Reverse

Offensive Windows development Intermediate - 5 days

Description

Nowadays, AVs and EDRs aggressively scan created processes for intrusions, and Windows attempts to protect itself through a significant number of recently introduced countermeasures (AppContainer, ProtectedProcess, AMSI). This is why it is becoming more and more necessary for a pentester to be able to build personalized intrusion tools under Windows in order to go under the radar of security solutions during their red team engagements.

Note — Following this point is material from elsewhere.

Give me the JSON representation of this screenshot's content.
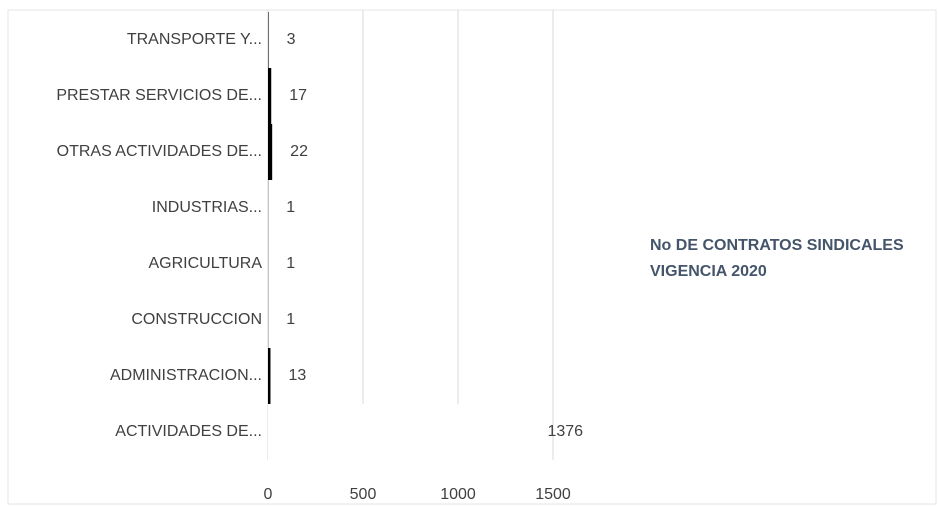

During this training, the students will learn to use low-level Windows APIs in order to perform stealthy operations considered hostile on the targeted system. They will also learn to use traditional system diagnostic tools such as an application debugger in order to resolve the problems inherent to development of intrusion tools. Finally, they will be exposed to the Windows security model and how the operating system is architected on the user-space side.

  • 5 days (35 hours)

  • 8h theoretical courses / 27h practical labs

Public and prerequisites

This training is an intermediate level course designed for pentesters, Windows developers, and security teams.

  • Pentesters

  • Windows developers

  • Security teams

Good knowledge of C development and a good understanding of the associated memory model is recommended.

Content

Day 1

Presentation of the work environment. Introduction to the PE format and diagnostic tools under Windows, basic use of a debugger (x64dbg and WinDBG).

Day 2 and 3

Visual Studio toolchain, native Windows development (win32), code injection, persistence and hooking.

Day 4

Practical exercises based on a RAT prototype, implementation of injection and persistence techniques.

Day 5

Presentation of the Windows security model (integrity levels, tokens, security descriptors, SIDs) and understanding of the associated limits.